Opera North
- Formation: 1981
- Founder: David Strohmier
- Type: opera company
- Location: Lebanon, New Hampshire;
- Artistic director: Louis Burkot
- Website: operanorthnh.org
- Formerly called: Light Opera of Norwich

= Opera North (U.S.A.) =

Opera North is an American opera company based in Lebanon, New Hampshire, and is the region's oldest professional opera company. The company presents an annual summer season of three fully staged and orchestrated productions: a traditional opera, a piece of classical music theater, and an American opera. Opera North productions are staged at the Lebanon Opera House. Opera North is a member of Opera America.

==History==
Opera North was founded as the Light Opera of Norwich in 1981 as an offshoot of the Parish Players, a community theater in Thetford, Vermont, by David Strohmier. At this time the company was merely a non-profit community theater organization. Under Strohmier's leadership the company focused mostly on light opera and operettas with a particular focus on the works of Gilbert and Sullivan. Strohmier worked closely with Louis Burkot, the then director of the Dartmouth Glee Club. After Strohmier's departure in 1987, Burkot became artistic director of the company and began moving Opera North towards a more serious operatic repertoire.

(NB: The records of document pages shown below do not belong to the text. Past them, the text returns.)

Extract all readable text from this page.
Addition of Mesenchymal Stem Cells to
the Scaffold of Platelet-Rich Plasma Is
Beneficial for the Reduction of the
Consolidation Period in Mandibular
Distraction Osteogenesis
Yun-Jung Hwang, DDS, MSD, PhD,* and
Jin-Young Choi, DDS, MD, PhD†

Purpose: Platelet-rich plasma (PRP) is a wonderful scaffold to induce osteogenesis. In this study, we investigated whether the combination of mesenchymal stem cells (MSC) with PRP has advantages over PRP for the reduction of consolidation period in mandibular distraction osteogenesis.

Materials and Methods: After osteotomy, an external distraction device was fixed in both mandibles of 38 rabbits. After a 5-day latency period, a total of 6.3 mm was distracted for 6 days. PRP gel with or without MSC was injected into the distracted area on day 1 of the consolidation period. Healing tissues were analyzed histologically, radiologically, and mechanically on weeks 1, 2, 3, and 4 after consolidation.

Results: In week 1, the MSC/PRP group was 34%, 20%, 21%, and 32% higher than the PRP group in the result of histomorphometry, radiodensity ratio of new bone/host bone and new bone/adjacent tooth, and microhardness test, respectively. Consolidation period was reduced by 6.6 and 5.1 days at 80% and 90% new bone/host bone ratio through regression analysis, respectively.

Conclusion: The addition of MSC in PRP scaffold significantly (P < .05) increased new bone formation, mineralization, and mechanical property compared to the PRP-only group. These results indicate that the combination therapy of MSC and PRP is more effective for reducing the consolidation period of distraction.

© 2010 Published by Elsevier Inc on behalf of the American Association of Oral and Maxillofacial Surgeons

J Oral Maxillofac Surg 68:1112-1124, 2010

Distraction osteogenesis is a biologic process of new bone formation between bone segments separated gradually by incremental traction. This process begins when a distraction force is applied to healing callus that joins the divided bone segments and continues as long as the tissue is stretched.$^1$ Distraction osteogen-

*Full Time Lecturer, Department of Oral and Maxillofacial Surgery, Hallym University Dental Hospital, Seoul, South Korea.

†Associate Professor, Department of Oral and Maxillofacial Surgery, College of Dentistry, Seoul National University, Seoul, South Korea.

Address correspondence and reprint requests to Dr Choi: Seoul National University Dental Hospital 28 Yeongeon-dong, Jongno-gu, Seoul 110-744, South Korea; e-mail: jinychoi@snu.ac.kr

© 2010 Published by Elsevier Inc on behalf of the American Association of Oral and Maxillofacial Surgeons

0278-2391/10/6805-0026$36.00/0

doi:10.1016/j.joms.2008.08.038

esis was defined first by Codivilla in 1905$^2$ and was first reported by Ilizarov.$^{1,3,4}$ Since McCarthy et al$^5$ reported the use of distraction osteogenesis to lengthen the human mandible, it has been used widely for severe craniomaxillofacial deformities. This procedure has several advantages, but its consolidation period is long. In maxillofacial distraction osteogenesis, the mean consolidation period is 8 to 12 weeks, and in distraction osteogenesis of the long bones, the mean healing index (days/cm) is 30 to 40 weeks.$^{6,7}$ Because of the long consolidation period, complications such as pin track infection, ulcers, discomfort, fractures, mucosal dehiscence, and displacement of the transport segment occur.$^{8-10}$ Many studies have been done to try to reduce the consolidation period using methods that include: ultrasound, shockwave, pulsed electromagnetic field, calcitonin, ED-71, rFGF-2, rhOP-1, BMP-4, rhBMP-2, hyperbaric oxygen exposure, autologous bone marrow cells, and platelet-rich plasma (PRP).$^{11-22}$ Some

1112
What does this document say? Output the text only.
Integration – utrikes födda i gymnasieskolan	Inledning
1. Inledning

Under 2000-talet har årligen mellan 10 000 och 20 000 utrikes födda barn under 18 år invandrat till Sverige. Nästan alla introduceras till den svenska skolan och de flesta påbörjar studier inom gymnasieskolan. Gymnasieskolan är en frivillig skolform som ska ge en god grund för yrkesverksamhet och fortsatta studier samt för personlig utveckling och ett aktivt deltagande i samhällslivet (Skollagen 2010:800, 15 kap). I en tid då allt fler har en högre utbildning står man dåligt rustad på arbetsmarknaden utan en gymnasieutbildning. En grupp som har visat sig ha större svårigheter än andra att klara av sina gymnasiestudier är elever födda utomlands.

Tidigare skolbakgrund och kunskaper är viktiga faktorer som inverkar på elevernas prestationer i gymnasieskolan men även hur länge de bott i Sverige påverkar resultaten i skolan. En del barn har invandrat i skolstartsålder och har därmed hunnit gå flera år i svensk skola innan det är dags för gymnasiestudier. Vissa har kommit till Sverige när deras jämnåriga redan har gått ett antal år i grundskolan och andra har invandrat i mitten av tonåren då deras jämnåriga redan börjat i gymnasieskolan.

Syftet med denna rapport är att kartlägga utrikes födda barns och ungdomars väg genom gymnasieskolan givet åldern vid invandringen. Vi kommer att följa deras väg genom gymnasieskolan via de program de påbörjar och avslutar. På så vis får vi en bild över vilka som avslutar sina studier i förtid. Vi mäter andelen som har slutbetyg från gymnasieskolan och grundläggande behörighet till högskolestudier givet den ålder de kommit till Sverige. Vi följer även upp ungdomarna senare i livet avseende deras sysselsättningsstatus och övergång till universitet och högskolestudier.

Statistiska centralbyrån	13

The 1988 Opera North hired producer Flo Klausner and opera director Ron Luchsinger for the company's production of Gilbert and Sullivan's Iolanthe. Since then Klausner has served as executive producer for many of Opera North's productions, and Luchsinger became Director of Productions for the company. Klausner and Luchsinger were involved in changing Opera North into a professional regional opera company. In 1996, Opera North hired executive director Patricia Compton and officially became a professional opera company. Compton stayed with the company until 2006 when Risa Bridges-Hall joined Opera North as the first full-time executive director of the company. In 2009, former opera soprano Pamela A. Pantos became the second full-time executive director of the company. During her six years with the company, Pantos put the company on more solid financial footing and implemented a strategic plan that increased ticket sales by an average of 15% over the last three seasons. In 2011, the company was devastated by Hurricane Irene, and Pantos worked with the Board of Directors to secure donations to cover the enormous resulting loss of costuming and props. Pantos was named one of New Hampshire's four Outstanding Women in Business for 2014 by New Hampshire Business Review.

The 2014 Opera North Summer Festival included the production of Giuseppe Verdi's La traviata, Lerner and Loewe's My Fair Lady, and Kurt Weill's Street Scene.